De betekenis van vogels in de beeldende kunst is verschillend per periode en per gebied. Zo symboliseerden vogels bij de oude Egyptenaren de ziel, hadden ze een decoratieve functie in de randversieringen van middeleeuwse getijdenboeken en deed in de 16e eeuw de vogel zijn intrede in natuurstudies voor de eerste geïllustreerde encyclopedieën. In de 17e eeuw hebben vogels vaak in genrevoorstellingen een seksuele betekenis. ‘Vogelen’ betekende toen, behalve vogelvangen, ook seks met elkaar hebben. Een ‘vogelaar’ stond voor een koppelaar of hoerenbaas, maar ook voor degene die het liefdesspel bedreef. Een vogel die is afgebeeld in een doos of een kooitje staat voor maagdelijkheid. Staat het deurtje van het kooitje open en is de vogel ontsnapt dan verwijst dit naar onvoorzichtig handelen dat tot het verlies van maagdelijkheid leidt.

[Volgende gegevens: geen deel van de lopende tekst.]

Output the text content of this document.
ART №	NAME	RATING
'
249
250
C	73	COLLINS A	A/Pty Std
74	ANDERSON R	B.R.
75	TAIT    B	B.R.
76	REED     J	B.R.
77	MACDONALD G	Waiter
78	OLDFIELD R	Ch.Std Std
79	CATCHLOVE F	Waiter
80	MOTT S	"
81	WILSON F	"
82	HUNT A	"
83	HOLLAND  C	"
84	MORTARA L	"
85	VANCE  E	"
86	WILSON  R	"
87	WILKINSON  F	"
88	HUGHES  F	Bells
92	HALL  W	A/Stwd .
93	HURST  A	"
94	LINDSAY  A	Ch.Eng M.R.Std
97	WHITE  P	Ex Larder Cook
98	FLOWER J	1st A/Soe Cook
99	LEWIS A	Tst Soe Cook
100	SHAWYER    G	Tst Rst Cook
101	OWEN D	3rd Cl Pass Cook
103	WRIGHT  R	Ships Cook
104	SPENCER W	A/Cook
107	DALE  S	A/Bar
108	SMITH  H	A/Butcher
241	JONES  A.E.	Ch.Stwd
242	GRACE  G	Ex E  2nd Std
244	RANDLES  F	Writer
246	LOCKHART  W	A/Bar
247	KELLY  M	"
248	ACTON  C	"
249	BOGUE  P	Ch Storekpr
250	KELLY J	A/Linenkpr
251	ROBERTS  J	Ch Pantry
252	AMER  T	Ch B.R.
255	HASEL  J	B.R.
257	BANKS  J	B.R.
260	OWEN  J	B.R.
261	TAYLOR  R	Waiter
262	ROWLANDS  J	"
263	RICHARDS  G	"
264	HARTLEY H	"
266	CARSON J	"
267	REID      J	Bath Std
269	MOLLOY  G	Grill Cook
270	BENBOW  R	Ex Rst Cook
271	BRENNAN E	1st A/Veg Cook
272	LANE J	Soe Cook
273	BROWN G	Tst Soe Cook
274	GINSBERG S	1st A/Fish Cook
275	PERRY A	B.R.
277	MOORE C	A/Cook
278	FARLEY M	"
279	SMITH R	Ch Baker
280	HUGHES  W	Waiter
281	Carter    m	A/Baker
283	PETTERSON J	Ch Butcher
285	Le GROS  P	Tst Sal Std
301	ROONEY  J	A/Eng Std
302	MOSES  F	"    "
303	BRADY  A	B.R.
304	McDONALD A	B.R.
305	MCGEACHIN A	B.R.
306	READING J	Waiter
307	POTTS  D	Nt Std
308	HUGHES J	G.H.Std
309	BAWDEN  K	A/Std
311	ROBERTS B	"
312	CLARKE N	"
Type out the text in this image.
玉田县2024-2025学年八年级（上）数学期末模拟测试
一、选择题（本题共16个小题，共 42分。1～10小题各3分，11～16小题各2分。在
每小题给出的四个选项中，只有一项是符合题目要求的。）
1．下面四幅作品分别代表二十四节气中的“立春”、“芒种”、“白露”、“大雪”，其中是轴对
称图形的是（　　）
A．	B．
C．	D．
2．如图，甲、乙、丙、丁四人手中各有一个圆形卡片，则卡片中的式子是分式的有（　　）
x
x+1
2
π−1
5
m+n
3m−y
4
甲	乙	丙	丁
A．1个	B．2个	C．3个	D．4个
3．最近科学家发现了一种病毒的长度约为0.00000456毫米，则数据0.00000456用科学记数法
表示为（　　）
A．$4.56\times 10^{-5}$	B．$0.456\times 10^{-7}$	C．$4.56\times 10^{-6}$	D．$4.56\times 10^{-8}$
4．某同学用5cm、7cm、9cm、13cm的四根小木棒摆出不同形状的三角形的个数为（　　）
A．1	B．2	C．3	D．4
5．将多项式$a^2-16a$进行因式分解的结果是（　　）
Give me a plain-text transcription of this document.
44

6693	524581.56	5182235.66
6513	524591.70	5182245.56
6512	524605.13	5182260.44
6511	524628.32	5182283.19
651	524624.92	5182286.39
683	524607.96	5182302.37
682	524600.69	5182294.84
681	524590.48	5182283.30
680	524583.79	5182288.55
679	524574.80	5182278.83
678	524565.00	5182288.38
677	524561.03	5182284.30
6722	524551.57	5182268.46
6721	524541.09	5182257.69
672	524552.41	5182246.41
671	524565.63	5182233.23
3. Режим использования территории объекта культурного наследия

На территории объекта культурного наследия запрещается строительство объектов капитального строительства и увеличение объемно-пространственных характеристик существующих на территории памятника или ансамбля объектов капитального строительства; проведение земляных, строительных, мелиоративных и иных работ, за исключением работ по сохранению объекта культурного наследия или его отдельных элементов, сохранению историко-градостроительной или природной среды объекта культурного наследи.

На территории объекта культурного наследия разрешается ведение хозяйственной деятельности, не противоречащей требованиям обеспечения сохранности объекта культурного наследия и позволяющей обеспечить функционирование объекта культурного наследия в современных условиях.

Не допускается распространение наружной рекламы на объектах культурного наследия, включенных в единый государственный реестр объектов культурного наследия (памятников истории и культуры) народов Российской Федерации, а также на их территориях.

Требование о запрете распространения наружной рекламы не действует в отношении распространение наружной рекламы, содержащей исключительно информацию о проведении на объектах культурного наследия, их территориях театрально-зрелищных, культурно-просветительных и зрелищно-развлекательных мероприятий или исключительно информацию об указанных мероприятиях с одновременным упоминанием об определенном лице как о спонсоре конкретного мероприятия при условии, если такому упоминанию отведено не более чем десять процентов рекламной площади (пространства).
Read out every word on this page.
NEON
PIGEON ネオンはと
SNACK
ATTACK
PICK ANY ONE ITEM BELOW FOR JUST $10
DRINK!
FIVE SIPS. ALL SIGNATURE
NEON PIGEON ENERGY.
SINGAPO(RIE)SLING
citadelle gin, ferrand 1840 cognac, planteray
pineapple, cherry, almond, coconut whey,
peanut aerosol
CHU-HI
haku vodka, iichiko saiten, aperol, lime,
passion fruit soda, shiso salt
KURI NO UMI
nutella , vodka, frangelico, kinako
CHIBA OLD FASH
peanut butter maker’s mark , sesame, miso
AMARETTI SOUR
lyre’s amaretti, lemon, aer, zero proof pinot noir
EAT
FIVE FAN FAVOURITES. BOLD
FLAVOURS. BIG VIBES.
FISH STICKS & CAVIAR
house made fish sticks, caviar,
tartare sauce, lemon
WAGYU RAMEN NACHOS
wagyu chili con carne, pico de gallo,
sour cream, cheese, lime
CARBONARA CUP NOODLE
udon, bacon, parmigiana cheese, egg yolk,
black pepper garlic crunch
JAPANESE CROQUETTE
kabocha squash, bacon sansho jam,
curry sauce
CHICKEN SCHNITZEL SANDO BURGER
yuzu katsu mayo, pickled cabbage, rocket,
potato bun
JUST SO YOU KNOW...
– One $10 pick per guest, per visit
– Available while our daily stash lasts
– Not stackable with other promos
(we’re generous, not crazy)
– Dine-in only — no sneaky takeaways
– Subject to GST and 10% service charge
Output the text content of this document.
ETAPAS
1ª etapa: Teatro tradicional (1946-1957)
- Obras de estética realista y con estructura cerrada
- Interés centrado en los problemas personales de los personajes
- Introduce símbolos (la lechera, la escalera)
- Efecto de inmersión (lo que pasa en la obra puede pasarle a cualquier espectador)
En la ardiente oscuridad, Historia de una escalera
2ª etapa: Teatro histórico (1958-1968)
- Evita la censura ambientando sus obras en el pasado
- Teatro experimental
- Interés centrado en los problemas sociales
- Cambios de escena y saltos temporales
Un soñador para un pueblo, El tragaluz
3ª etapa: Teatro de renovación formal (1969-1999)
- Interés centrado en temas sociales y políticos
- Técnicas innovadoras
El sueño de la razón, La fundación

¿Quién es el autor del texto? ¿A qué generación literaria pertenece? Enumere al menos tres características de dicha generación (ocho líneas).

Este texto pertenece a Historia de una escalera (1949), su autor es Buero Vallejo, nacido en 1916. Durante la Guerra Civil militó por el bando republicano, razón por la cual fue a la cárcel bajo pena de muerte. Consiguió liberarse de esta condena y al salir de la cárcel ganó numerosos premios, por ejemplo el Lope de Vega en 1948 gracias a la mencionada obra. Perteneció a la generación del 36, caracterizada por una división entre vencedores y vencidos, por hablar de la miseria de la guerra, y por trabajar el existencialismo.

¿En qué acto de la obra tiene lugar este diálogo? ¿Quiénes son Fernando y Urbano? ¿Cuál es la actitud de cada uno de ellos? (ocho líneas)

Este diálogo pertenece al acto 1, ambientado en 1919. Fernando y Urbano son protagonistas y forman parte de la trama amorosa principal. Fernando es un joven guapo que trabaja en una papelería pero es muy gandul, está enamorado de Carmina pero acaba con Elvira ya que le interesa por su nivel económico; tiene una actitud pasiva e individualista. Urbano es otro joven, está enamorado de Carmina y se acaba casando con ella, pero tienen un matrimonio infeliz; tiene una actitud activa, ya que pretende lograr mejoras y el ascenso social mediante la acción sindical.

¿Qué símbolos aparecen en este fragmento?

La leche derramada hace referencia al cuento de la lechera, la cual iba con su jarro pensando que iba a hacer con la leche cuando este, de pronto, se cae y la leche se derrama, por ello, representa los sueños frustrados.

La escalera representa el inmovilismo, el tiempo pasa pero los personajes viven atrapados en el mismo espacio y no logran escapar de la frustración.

Ook componisten en musici maakten op verschillende manieren gebruik van vogels. Ze laten zich inspireren door vogelgezang of ze imiteren de geluiden van vogels in een compositie, waarbij de geluiden van de nachtegaal en de koekoek favoriet waren. Zo schreef de Franse barokcomponist Jean Philippe Rameau een dialoog tussen twee vogels voor piano. De linker- en rechterhand van de pianist spelen al ‘kwetterend’ met elkaar. Ook Händel luisterde goed naar de geluiden in het bos en verwerkte de vrolijke, herkenbare roep van de koekoek en het lyrische lied van de nachtegaal in zijn dertiende orgelconcert. In de Speelgoedsymfonie van Mozarts vader Leopold zingen ook de nachtegaal en de koekoek. In zijn fluitconcert in D-majeur beeldt Vivaldi de distelvink uit – ook wel puttertje genoemd. Dit prachtig fleurig rood, wit en geel gekleurde vogeltje heeft een heel sociaal karakter en ook zijn zang is opmerkelijk vrolijk. Het opgewonden kwetterende geluid deed Vivaldi kennelijk denken aan een fluit.
‘Vogelen’, in een heel andere betekenis dan in de 17e eeuw, kan zich in de 21e eeuw in een enorme populariteit verheugen. Vogels zijn hipper dan ooit en ons land kent intussen veel vogelspotters. Ook steeds meer jongeren krijgen het vogelaarsvirus te pakken. Traditioneel waren de vogelspotters oudere mannen met baard, die in een stoffig pak honderden kilometers in een omgebouwde bus het land door reden om een zeldzame vogel te kunnen spotten. Maar onder vrouwen, twintigers en dertigers, tellen we steeds meer vogelaars. Zo’n 30.000 mensen trekken regelmatig de natuur in, op zoek naar nieuw vogelgeluk, een mooi vogelconcert, een broedend merelpaar of een fladderende bonte specht. ‘Vogels kijken is meer dan turen naar pietje op een takje. Het is hartstikke spannend en bevrijdend. Het heeft ook iets romantisch. Je komt op de mooiste plekken, ontmoet nieuwe mensen en geniet samen van de natuur. Steeds meer mensen vallen daarvoor.’ Aldus vogelkenner Nico de Haan.